20.競走(ギンvs日→一)
「一護ちゃん」
「一護」
「「どっちが好きなん(だ/や)?」」
「…?どっちも嫌いじゃねぇけど?」
その解答に、二人してがっくりと肩を落とした。
「なんだよ、二人して?」
((この鈍感……!))
END?
いえいえ、続きます。
「ダメや……このままやとシロちゃんと二人して自滅やん…」
「あいつ…なんであんなに鈍いんだよ。15だろう?」
隊長が二人して茶を飲む姿に、驚きのあまり隊員の数人が地蔵化した。
それもそのはずだ、絶対に相性が悪いだろうと言われ続けた二人。
十番隊隊長
日番谷冬獅郎
三番隊隊長
市丸ギン
この二人が共に茶を飲んでいるのだ。
「隊長、そんなこともわからないんですか?」
そんな二人の間に入って行けるのは彼女だけだろう。
十番隊副隊長にして市丸の幼なじみ、松本乱菊。
さらりと告げられた言葉に、冬獅郎は不愉快そうに振り返った。
「わかるのか?」
「勿論ですよ。ってか吉良もわかるでしょう?」
「えぇ、まぁ…」
突然話を振られたイヅルは苦笑いを浮かべながら言った。
「イヅル、わかっとるんなら教えてや!」
今まで傍観していたギンも、突然副官も自分の知らなかった(知りたい)ことを知っていると言われ、慌てる。
「一護は」
「黒崎くんは」
「「女性としての自覚が無いんですよ」」
「「はぁ?」」
予想外の答に、思わずほうけた声が出る。
「自覚がないって…アイツもう十五だろう?いくらなんでも…」
「ん〜そりゃあ普通に生活してれば気付きますよね〜。

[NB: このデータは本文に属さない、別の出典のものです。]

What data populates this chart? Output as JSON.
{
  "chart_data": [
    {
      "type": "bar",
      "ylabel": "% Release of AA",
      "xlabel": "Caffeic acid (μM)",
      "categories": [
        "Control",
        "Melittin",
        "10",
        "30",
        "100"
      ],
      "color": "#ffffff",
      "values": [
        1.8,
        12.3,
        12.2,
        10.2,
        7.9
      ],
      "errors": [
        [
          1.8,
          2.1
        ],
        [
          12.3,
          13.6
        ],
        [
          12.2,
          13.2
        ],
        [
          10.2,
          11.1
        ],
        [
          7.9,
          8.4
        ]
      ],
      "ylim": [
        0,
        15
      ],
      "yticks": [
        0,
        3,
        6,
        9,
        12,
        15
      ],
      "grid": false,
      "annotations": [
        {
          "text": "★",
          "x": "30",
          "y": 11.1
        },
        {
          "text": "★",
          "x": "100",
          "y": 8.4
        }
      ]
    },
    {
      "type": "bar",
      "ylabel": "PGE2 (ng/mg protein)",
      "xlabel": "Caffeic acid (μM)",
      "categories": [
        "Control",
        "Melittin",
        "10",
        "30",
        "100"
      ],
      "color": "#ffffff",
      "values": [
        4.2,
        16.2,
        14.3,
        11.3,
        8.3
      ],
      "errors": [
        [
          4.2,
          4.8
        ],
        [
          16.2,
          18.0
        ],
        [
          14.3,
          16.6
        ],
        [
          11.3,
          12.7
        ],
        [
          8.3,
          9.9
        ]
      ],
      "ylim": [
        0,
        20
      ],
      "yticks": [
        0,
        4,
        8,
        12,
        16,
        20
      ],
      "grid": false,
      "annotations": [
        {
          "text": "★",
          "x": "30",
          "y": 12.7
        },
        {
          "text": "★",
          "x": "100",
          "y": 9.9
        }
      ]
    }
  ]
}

でも、黒崎は普通ではない、男性として生きてきたんですよ」
「だから、黒崎くんにとって男友達は当たり前。むしろ女性にたいして照れているんです」
「アカン…一護ちゃんの可愛さばかり見て他の所見とらんかった…」
二人の言葉に市丸は大袈裟に頭を抱えた。
「…つまり、先ずは自覚させねぇと無理ってことか」
「そうなりますね。大体黒崎もったいないんですよ、形良し大きさ良しのあれだけいい胸を持ってながらさらしなんかで無理矢理押さえ付けちゃって…あれじゃあ形が崩れちゃうじゃないですか」
「ちょっと待(て/ちぃ)」
乱菊のマシンガントークに考え込んでいた二人が顔を上げた。
「松本、なんでお前が」
「なんで一護ちゃんの胸の形や大きさを知っとるんや?!」
「揉みましたから」
手をワキワキと動かしながら、あっさりといい放った。
((羨ましい…!!))
黒崎一護
彼女のことになると妙に意見の一致する二人だった。
「……こうなったら、シロちゃん競走や!一護ちゃんをどちらが先に自覚させれるか、負けた方は一護ちゃんを諦めるってことで勝負や!!」
「……ふん、乗った!」
邪魔者撃退+一護GET一個で二度おいしい賭けに、冬獅郎頷いた。
「また仕事が滞る…」
「良いじゃない。たまには」
「何時もなんですよ…」
イヅルの嘆きは、既に戦闘体制に入った隊長二人、娯楽を手に入れた乱菊の耳には届かなかった。
二十.競走
〜後書き〜
続きそう…話があまりにも続きそうで、『END』と書く気が起きない。